19 September 2008

Winding Down From Ike

Home last night at 8:30 P.M. or so, and the reception from Sara Jean and Lucy was extraordinary. Bein' away from home more than a week does have a few benefits! Maybe I should find some reason to leave my girls alone more often?

Working at something this intense for a week leaves you drained. Work, travel to/from work, eat a little, (mostly MRE's and their blue collar cousins, "Heater Meals"), sleep... that seems to be all there was time for. Strange room, strange bed, strange flying area... I was even flying a BK117 that I wasn't familiar with, and there are dozens of differences in each of the aircraft that make it stressful trying to get the job done properly. Having to coordinate flying in a "Restricted" area with hundreds of other aircraft zooming around trying to do their thing... all the stress mounts up after a while. I was ready to come home. I worry a little about others... some pilots came straight from Hurricane Gustav relief to assist with Hurricane Ike. I don't know how they can do it.
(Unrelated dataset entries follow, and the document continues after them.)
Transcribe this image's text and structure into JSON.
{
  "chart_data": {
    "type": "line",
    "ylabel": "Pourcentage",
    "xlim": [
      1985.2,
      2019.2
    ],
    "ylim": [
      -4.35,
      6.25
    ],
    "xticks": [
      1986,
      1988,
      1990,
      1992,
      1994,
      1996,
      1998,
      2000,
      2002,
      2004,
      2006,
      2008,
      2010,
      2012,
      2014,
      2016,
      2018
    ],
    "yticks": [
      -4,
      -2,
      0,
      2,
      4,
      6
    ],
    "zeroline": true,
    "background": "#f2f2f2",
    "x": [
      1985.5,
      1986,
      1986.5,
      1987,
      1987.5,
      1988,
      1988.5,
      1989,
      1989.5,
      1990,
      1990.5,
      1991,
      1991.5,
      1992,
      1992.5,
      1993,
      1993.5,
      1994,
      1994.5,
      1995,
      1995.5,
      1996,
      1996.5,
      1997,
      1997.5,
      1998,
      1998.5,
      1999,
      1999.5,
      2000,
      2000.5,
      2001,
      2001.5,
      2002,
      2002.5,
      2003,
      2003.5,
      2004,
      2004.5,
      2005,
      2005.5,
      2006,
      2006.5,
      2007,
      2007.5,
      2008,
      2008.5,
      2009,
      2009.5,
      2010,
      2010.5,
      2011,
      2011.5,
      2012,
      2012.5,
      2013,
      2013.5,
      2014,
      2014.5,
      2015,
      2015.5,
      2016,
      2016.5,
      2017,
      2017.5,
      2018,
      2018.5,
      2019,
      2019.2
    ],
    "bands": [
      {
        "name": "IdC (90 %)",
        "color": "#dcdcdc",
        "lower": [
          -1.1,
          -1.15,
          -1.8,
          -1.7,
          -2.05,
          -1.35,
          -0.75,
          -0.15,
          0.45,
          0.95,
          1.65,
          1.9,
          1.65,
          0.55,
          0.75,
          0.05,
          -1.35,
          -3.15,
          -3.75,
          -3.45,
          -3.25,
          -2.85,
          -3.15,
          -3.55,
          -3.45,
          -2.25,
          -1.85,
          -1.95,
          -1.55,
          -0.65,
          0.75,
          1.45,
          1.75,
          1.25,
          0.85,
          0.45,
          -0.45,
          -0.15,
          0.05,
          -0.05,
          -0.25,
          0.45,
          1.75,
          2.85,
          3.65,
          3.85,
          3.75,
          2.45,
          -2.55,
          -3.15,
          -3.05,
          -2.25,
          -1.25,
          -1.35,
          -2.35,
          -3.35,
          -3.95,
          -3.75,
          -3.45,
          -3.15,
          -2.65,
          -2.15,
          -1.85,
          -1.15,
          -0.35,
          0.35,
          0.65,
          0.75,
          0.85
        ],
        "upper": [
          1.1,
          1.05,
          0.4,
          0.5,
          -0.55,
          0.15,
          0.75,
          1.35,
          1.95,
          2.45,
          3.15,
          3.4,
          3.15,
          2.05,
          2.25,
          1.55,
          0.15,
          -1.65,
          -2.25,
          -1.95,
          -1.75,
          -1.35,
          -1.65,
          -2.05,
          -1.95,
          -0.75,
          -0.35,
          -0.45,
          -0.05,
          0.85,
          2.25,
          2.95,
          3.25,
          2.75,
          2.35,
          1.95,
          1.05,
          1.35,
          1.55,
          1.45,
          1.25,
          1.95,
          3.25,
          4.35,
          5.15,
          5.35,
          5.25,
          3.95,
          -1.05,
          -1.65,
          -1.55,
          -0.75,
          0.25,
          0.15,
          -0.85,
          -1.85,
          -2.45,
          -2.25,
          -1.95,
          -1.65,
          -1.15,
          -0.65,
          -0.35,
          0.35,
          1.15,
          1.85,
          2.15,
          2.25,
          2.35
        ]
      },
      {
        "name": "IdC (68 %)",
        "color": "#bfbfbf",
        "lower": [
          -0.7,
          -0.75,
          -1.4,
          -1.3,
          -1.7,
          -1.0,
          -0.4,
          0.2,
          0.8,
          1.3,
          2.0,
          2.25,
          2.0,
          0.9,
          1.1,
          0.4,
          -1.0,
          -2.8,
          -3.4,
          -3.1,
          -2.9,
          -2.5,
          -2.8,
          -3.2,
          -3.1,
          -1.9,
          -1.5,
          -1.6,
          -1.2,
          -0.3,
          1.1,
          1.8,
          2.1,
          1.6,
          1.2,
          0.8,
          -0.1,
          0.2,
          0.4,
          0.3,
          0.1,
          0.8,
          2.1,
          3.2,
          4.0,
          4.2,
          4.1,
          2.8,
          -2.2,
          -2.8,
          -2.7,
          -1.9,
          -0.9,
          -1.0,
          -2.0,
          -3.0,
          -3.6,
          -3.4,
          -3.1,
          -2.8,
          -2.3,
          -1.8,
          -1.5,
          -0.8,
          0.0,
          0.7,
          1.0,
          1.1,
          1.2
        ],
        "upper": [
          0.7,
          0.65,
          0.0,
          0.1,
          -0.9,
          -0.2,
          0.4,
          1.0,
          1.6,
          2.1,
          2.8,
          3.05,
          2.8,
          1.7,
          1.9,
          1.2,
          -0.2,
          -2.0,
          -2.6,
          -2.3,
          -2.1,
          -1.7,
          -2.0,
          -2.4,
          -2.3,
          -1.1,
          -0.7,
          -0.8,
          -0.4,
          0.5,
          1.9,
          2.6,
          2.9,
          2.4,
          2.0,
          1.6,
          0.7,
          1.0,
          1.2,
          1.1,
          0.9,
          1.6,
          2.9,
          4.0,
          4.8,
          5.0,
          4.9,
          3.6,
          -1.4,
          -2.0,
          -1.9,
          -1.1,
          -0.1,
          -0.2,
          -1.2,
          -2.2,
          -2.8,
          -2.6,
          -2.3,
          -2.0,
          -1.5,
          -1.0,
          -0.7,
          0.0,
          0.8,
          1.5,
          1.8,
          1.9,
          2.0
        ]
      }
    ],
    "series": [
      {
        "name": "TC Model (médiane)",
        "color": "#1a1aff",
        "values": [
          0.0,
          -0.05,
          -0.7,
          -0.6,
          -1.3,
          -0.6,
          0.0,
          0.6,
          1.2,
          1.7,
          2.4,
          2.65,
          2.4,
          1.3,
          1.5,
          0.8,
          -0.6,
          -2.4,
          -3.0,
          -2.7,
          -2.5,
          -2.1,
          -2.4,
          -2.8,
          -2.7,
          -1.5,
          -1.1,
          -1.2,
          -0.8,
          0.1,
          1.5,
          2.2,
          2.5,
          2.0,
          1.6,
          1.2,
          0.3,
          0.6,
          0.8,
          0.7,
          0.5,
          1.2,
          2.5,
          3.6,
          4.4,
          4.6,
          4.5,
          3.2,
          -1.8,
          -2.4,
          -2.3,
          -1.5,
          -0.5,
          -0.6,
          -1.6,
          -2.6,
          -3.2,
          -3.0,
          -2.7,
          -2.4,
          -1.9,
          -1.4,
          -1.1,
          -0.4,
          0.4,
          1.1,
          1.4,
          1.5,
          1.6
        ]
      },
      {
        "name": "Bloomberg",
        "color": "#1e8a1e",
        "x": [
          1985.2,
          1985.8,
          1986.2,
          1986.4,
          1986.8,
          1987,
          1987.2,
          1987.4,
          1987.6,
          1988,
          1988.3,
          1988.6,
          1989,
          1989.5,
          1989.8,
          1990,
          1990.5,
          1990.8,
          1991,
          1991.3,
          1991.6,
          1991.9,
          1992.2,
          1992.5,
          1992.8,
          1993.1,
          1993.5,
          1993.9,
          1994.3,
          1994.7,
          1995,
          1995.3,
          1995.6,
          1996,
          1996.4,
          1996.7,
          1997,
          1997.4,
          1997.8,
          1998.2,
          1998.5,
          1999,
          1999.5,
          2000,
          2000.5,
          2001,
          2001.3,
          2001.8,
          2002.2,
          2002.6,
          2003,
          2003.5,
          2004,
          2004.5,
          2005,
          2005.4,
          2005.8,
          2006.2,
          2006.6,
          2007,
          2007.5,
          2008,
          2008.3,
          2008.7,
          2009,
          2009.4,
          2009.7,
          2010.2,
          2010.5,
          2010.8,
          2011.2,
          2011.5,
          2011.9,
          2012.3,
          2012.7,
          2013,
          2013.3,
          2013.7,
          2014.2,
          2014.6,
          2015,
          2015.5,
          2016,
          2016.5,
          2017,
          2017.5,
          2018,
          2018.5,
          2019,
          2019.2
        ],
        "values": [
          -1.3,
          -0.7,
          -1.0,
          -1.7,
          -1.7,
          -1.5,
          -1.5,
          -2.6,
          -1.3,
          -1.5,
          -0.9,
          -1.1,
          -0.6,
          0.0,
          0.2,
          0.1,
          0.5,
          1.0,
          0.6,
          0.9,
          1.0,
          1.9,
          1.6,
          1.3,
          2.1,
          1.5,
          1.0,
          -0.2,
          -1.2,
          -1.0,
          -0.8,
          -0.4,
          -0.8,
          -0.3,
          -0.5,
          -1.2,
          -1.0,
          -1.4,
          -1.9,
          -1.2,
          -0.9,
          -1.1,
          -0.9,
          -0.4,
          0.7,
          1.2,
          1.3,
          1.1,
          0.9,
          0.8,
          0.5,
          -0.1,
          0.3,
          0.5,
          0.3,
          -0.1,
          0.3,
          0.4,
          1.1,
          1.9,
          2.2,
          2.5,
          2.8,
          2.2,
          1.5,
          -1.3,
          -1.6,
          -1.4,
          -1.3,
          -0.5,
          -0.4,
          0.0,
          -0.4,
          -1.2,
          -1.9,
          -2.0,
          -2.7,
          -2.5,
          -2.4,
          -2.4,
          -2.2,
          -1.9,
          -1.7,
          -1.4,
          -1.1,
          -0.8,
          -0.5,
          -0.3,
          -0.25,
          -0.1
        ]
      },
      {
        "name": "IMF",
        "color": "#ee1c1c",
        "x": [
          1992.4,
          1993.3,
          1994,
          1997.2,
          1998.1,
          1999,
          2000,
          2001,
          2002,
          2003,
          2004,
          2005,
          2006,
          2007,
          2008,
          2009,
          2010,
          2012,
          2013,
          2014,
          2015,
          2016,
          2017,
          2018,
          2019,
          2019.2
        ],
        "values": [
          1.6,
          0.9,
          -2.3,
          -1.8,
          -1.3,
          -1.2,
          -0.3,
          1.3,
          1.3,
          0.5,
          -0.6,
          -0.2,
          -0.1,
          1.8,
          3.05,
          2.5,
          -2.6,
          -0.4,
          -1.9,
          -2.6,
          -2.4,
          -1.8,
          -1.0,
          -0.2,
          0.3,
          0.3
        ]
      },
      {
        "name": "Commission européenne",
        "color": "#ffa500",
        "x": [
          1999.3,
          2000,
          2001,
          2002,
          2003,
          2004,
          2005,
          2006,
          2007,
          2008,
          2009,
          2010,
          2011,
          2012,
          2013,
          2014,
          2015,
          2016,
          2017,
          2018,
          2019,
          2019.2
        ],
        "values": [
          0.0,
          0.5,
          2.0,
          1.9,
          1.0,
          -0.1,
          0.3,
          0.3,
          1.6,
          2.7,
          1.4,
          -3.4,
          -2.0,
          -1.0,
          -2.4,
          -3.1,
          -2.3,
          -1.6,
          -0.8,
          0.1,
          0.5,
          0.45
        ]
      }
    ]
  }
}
Things are winding down in Galveston and Houston. Slowly but surely, electricity is being restored. When homeowners are allowed to return to their properties, I think we'll hear the majority of those homes have serious water damage, and many that appear undamaged will still be torn down due to mold/mud or structural damage. Galveston will be YEARS returning to normal.

We are on our way to Indianapolis today to visit friends and attend an Irish Festival there.
A wrap-up on my "IKE week" will have to wait until I've had time to take a deep breath and recover.
Thanks again everyone for your comments and kind thoughts.

4 comments:

OlePrairiedog said...

Home Safely, mission accomplished. Proud of you, Stay safe.

THIRDWAVEDAVE said...

Take your time, rest up. Glad you made it back safely. We'll be here waiting.

The Old Man said...

And doing Gustav followed by Ike differs from 12 months in the Central Highlands of Afghanistan or the RVN how? If ya didn't love it, ya couldn't do it. And you obviously do.

Greybeard said...

An interesting insight on your part, my bro. More than once last week I made the comment that this operation was not at all unlike a military op.
Same "hurry up and wait" feeling. Same "slightly out of control" feeling.

Exciting, stressful, and, once the job was done, satisfying.